The gene, called ZmCIPK15- a moniker indicating where it is located in the genome and how it functions- was found to be missing in a naturally occurring mutant corn line that grows roots at steeper angles that make them go deeper into the soil. They identified the gene using a technique called a genome-wide association study, which involves a painstaking statistical analysis of a genome-wide set of genetic variants in different plant lines to see what genes are associated with a trait.

 

Identifying a gene that controls the angle of root growth in corn- influencing the depth to which roots forage- is important because deeper roots have a greater ability to capture nitrogen, according to research team leader Jonathan Lynch, distinguished professor of plant science in Penn State’s College of Agricultural Sciences.

 

Researchers at Penn State screened nearly 500 lines of corn over four years in South Africa to find the gene regulating the angle of roots. Field experiments at Penn State’s Russell E Larson Agricultural Research Center and greenhouse experiments at the University Park campus were conducted to confirm the phenotype of the mutant and wild-type plants and to test the functional utility of changes in root angle for nitrogen capture.

 

Roots of selected plants were excavated and measured, validating the functional importance of the ZmCIPK15 gene.
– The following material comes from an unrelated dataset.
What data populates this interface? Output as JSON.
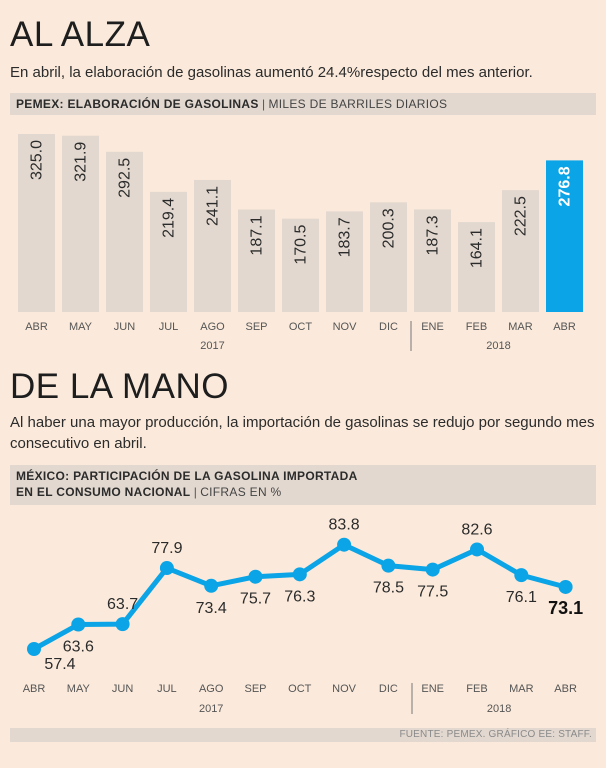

It caused an approximate 10-degree change in root angle, noted Hannah Schneider, a former postdoctoral scholar in the Lynch lab, now a faculty member at Wageningen University in the Netherlands, who spearheaded the research.

 

In findings recently published in Plant, Cell and Environment, the researchers reported that a steeper root growth angle markedly improved nitrogen capture. In field studies under suboptimal nitrogen availability, the cipk15 mutant with steeper growth angles had 18 per cent greater shoot biomass and 29 per cent greater shoot nitrogen accumulation compared to the wild type, after 70 days of growth.